Our volunteers truly make a difference in the fight against Alzheimer’s disease. With their time and talents, they:
The Alzheimer’s Association, Rochester & Finger Lakes Chapter, has opportunities for all ages and abilities.
Alzheimer’s Advocate: Speak out on behalf of individuals and families affected by Alzheimer’s disease. Contact your local legislators and encourage them to support public policies to help people with Alzheimer’s and their caregivers and to increase funding for research.
Friendly Connections: Provide support to families and caregivers through follow-up telephone calls under the supervision of an Alzheimer’s Association Care Coordinator. Training is provided. Requires a commitment of two times per month.
Garden volunteer: Exercise your green thumb in our Memory Gardens, located on the grounds of Monroe Community Hospital. Work is seasonal and includes weeding, planting, mulching, raking and other physical activity.
Graphic design: Help on an as-needed basis to create fliers, pamphlets, or other graphic projects. Experience required.
Health fair representative: Assist the staff of the Alzheimer’s Association to set up displays and distribute information at local health fairs.
Library services: Welcome visitors, organize materials, light data entry/typing, photocopying, make telephone calls, loan materials and track items.
Office support: Assist with clerical tasks such as filing, copying, typing, answering phones, making follow-up phone calls, stocking supplies, assembling packets and mailings, shredding, using the Internet or other computer programs. Computer experience is preferred but not required.
Outreach Ambassador: Distribute information or schedule meetings with groups and civic leaders. Training, direction and support are provided. Volunteer ambassadors are especially needed in our rural and outreach areas.
Photography/videography: Take photos or shoot video at special events and provide digital files on a CD or flash drive for Chapter use. Use of own camera is preferred. Volunteers work on an as-needed basis. Experience required.

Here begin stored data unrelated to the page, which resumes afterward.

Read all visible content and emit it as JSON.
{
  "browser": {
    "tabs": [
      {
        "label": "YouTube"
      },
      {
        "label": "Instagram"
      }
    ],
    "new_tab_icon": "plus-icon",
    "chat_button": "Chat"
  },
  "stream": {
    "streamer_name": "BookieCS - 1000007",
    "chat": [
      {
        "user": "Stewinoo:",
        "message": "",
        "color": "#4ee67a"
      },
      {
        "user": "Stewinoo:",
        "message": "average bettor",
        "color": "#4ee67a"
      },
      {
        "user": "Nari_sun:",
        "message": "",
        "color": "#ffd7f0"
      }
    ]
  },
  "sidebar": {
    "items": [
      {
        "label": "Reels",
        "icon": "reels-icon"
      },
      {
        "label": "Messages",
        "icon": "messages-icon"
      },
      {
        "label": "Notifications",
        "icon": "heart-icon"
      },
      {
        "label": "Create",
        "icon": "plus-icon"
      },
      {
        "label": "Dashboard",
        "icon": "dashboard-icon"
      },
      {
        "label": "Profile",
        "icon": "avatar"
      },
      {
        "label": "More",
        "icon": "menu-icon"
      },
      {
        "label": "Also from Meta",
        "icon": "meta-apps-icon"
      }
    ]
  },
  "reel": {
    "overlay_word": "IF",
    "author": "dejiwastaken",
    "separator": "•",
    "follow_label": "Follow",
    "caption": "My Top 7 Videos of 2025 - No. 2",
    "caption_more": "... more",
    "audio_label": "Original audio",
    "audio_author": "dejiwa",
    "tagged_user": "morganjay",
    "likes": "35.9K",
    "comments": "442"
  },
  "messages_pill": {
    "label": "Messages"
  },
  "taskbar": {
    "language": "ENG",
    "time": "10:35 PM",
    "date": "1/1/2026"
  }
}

Sharing special expertise: Ideal for those who want to share special skills with the Alzheimer’s Association. Open to most areas of expertise, including legal knowledge, financial expertise, human resources, art and musical talents or others. Work is on an as-needed basis. Some positions may require a background check.

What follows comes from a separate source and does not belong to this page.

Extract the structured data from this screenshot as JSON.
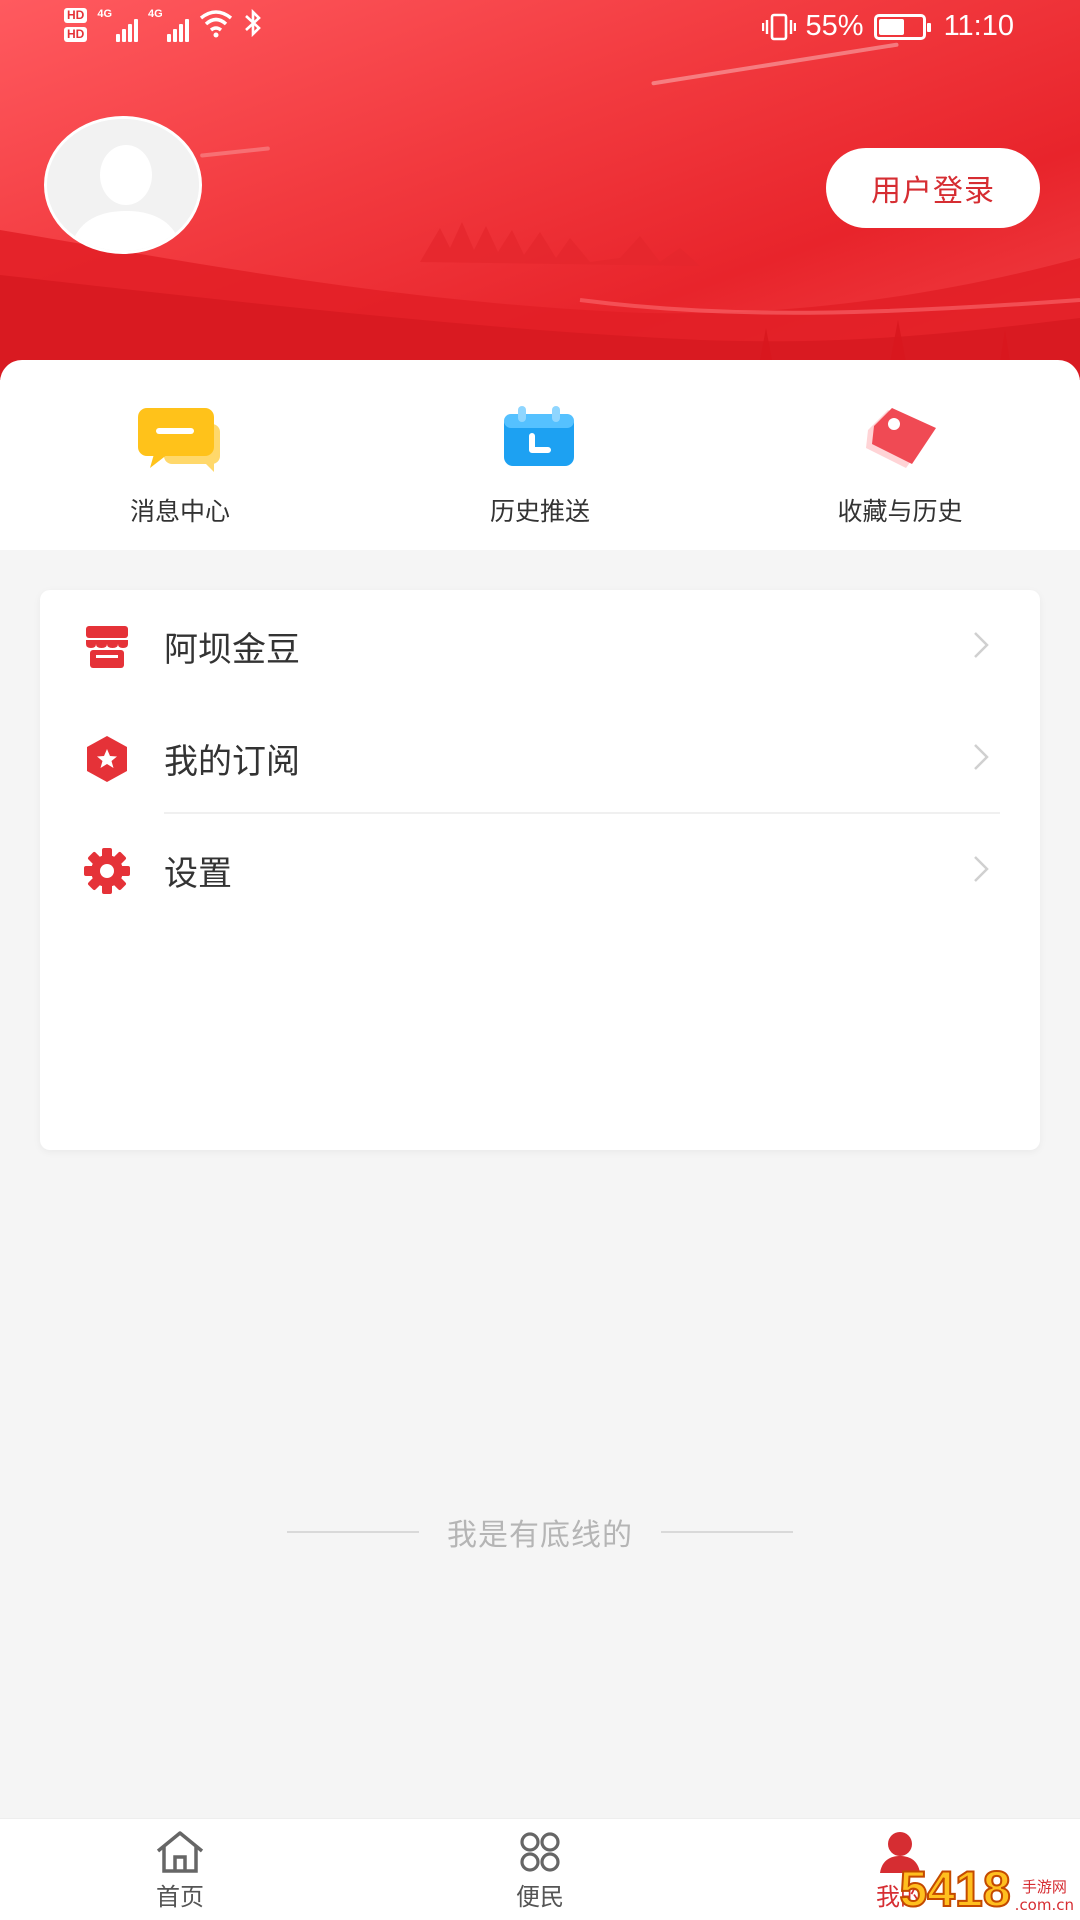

Speakers’ Bureau: Represent the Alzheimer’s Association at speaking engagements and present information on a variety of Alzheimer’s-related topics. Must bring knowledge of the subject matter (from professional or personal experience), be comfortable with public speaking and be an experienced presenter. Training, support and materials provided. Must stay current on research and related topics. Volunteers work on an as-needed basis.

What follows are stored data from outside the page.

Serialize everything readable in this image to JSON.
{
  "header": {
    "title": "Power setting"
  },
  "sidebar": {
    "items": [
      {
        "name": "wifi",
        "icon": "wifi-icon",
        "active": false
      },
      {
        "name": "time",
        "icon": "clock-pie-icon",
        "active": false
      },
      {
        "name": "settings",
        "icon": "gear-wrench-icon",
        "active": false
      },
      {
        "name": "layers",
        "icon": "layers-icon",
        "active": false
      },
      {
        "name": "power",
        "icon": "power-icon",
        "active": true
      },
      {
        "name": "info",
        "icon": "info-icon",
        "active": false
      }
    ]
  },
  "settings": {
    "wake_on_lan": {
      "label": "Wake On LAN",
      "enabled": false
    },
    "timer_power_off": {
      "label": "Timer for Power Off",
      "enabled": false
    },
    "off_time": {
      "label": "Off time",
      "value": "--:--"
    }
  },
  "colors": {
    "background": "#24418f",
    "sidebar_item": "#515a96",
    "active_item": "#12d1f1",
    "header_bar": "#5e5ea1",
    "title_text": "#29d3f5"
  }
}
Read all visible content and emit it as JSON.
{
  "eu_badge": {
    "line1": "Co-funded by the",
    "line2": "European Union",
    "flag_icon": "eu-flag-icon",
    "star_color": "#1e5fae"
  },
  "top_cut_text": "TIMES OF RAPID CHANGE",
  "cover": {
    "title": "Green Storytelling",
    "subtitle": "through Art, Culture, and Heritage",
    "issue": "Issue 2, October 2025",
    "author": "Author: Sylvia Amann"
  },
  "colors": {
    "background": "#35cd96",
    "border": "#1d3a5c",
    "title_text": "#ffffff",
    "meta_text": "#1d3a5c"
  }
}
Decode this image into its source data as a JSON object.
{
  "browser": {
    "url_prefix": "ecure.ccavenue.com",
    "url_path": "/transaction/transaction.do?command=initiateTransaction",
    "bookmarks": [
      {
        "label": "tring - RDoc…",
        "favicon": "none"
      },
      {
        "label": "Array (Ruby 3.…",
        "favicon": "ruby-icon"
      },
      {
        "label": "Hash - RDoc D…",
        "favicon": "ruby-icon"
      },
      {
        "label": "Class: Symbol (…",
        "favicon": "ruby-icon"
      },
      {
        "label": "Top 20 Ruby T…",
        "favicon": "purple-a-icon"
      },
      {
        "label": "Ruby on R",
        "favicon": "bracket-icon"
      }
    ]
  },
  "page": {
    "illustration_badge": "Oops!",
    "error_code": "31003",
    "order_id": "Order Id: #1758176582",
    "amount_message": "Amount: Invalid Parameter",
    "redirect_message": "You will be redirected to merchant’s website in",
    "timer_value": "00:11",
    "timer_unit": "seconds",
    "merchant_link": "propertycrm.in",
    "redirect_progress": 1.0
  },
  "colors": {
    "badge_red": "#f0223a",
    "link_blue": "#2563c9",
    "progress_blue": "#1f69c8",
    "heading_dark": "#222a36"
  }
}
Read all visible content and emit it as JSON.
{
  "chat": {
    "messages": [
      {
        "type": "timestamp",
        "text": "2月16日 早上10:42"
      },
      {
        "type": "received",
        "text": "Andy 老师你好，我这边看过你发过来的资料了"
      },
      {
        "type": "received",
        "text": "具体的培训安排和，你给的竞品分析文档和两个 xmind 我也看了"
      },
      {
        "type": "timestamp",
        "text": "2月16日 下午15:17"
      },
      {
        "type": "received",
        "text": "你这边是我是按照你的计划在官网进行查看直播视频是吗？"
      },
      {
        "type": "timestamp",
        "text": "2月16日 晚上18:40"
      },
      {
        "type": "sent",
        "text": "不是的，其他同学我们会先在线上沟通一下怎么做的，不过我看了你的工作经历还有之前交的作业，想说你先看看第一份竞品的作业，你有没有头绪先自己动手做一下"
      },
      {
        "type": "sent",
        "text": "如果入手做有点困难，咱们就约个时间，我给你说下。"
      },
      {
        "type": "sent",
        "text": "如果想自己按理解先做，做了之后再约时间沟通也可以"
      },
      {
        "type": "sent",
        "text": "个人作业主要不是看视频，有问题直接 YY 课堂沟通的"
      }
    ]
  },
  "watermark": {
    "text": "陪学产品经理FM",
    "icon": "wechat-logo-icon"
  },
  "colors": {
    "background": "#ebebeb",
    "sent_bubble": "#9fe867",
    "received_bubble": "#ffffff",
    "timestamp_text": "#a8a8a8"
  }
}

Special events: Assist at events such as our annual Walk to End Alzheimer’s with set-up, clean-up, logistics and other support. This opportunity is perfect for families or groups looking for as-needed commitments.
Support group facilitator: Guide participation in caregiver support groups, using educational materials from the Alzheimer’s Association, emphasizing group interaction and a non-judgmental atmosphere. Training is provided. Background check is required.
What kind of training do I need to volunteer with the Alzheimer’s Association?
Every volunteer with the Alzheimer’s Association will participate in the chapter’s “Understanding Alzheimer’s Disease” class and receive an orientation to our organization.
Further training is provided for particular volunteer positions such as support group facilitators and Friendly Connections. On-the-job training is provided for volunteers helping with office support and at special events and health fairs.
Other opportunities, such as graphic design and photography, require experience.
As a volunteer, will I be working with people who have Alzheimer’s or another form of dementia?
Not necessarily. The Alzheimer’s Association has opportunities to work with people who have dementia and their caregivers, as well as opportunities that do not involve contact with those directly affected by the disease.
Every volunteer who works with people who have dementia and their caregivers must undergo a background check to ensure the safety of those the Association serves.
Is there a minimum time commitment required?
For some positions, we do require a minimum time commitment. However, many of our opportunities are available on an as-needed basis and allow for flexibility in scheduling.
Yes. Many of our volunteer opportunities — including health fairs, special events, support groups and speaking engagements — lend themselves to evening and weekend hours.
Office support and similar positions are available during weekdays.
Can I volunteer for more than one type of job at a time?
Yes, as long as you can meet the minimum time commitments for each position.
Are there opportunities for children and teens who want to volunteer? Can families volunteer together?
Yes. Children, teens and families are welcome to assist us with special events such as the Walks to End Alzheimer’s, which take place in September and October.
Older teens may also find appropriate volunteer positions such as providing office support and helping at health fairs.
Our chapter also welcomes high school students seeking opportunities for their senior projects.